A total of 67 manuscripts and abstracts were identified. Four manuscripts and 3 abstracts were excluded because they had insufficient information about possible pancreatitis or there was a presence of multiple other agents or conditions that might have caused pancreatitis. In total, 60 publications met inclusion criteria and were evaluated.

Results

Immune checkpoint inhibitors

In a review of toxicities of anti-programmed cell death-1 (PD-1) therapy, pancreatitis was reported to occur in about 1.8% of patients who received nivolumab or pembrolizumab.⁵ The 9 patients with pancreatitis attributed to an immune etiology were treated with corticosteroids. Pancreatitis was grade 2 in 3 patients (1.5-2 times upper limit of normal [ULN]), grade 3 in 4 patients (>2-5 ULN), and grade 4 ( >5 ULN) in 2 patients.

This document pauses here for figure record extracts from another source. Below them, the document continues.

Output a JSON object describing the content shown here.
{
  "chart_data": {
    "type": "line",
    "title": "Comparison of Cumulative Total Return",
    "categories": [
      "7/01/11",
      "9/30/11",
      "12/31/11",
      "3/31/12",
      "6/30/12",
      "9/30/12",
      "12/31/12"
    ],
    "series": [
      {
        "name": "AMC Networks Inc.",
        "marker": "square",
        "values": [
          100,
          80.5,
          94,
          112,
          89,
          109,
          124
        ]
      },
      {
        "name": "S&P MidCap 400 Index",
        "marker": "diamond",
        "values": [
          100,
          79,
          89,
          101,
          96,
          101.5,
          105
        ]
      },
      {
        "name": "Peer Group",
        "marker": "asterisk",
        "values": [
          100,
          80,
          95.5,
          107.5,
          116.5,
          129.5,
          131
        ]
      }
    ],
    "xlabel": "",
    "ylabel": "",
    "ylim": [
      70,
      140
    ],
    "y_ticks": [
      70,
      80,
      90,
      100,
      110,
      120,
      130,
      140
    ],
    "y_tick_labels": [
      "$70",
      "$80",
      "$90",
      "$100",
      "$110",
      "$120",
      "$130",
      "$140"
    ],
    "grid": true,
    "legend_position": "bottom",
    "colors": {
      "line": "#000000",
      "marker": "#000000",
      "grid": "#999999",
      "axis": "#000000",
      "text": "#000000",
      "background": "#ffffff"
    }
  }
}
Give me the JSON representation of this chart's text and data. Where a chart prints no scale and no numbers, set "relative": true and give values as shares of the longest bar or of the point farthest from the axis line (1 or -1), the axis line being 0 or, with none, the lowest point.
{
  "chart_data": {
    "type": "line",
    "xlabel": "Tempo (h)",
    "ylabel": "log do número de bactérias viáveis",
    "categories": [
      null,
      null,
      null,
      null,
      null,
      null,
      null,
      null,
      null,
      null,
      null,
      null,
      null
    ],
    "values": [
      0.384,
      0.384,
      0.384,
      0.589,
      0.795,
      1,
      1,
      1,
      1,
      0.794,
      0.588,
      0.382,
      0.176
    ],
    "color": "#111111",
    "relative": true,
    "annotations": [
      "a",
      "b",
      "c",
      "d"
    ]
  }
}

In asymptomatic individuals, pancreatitis has been detected on a positron-emission tomography–computed tomography (CT) scan after anti-PD-1 therapy.⁵ By contrast, there was a case report of a patient treated with nivolumab for lung cancer who developed anorexia, vomiting, and back pain on day 18 of therapy with an elevation of the amylase and lipase levels, but a negative CT.⁶ Later the patient developed a swollen pancreas on CT. Autoimmune pancreatitis comes in two forms. The most common relates to elevated levels of immunoglobulin G4 (IgG4; normal, 135 mg/dL ULN)⁷ The mechanism of immune pancreatitis associated with anti-PD-1 therapy is unknown.

Ipilimumab (an anti-CTLA4 antibody) has been approved by the US Food and Drug Administration (FDA) for the treatment of melanoma. Pancreatitis occurred in 1 patient in a phase 1 trial in pediatric patients.⁹ In a summary of 14 phase 1-3 trials of ipilimumab in advanced melanoma, pancreatitis was reported in fewer than 1% of the patients.¹⁰ In management guidelines for therapy with ipilimumab, pancreatitis may present as an asymptomatic increase in the levels of amylase and lipase, or with fevers, malaise, or abdominal pain. Oral prednisone or dexamethasone were given for the immune pancreatitis, but the decline in enzymes was slow, often taking months.¹¹ In a preclinical model of autoimmune pancreatitis due to the blocking of CTLA4, there was suppression of regulatory T-cell function. The autoimmune pancreatitis responded to cyclosporin or rapamycin but there are no clinical data for these agents.¹² The anti-PD-L1 agent atezolizumab has been associated with acute pancreatitis in 2 of 1,978 patients (0.1%).¹³ A review by Champiat and colleagues on dysimmune toxcities related to immune checkpoint inhibitors includes pancreatitis as an autoimmune complication of such therapies.¹⁴

Blinatumomab is an anti-CD19–directed CD3 T-cell engager that has been approved by the FDA for refractory B-cell acute lymphoblastic leukemia. In August 2016, the maker of the drug, Amgen, advised hematologists and oncologists that since February 2016, 10 patients out of more than 2,000 treated with blinatumomab had developed pancreatitis.¹⁵ Other medications the patients were receiving such as high-dose steroids might have caused or contributed to the pancreatitis. In one case, the pancreatitis improved with stopping blinatumomab but worsened with re-challenge. It is possible that the mechanism of the associated pancreatitis relates to a change in immune checkpoint inhibition. CD19-positive, CD24-high, CD27-positive regulatory B cells are decreased in autoimmune pancreatitis.¹⁶ Treatment with blinatumomab may decrease the CD19-positive cells.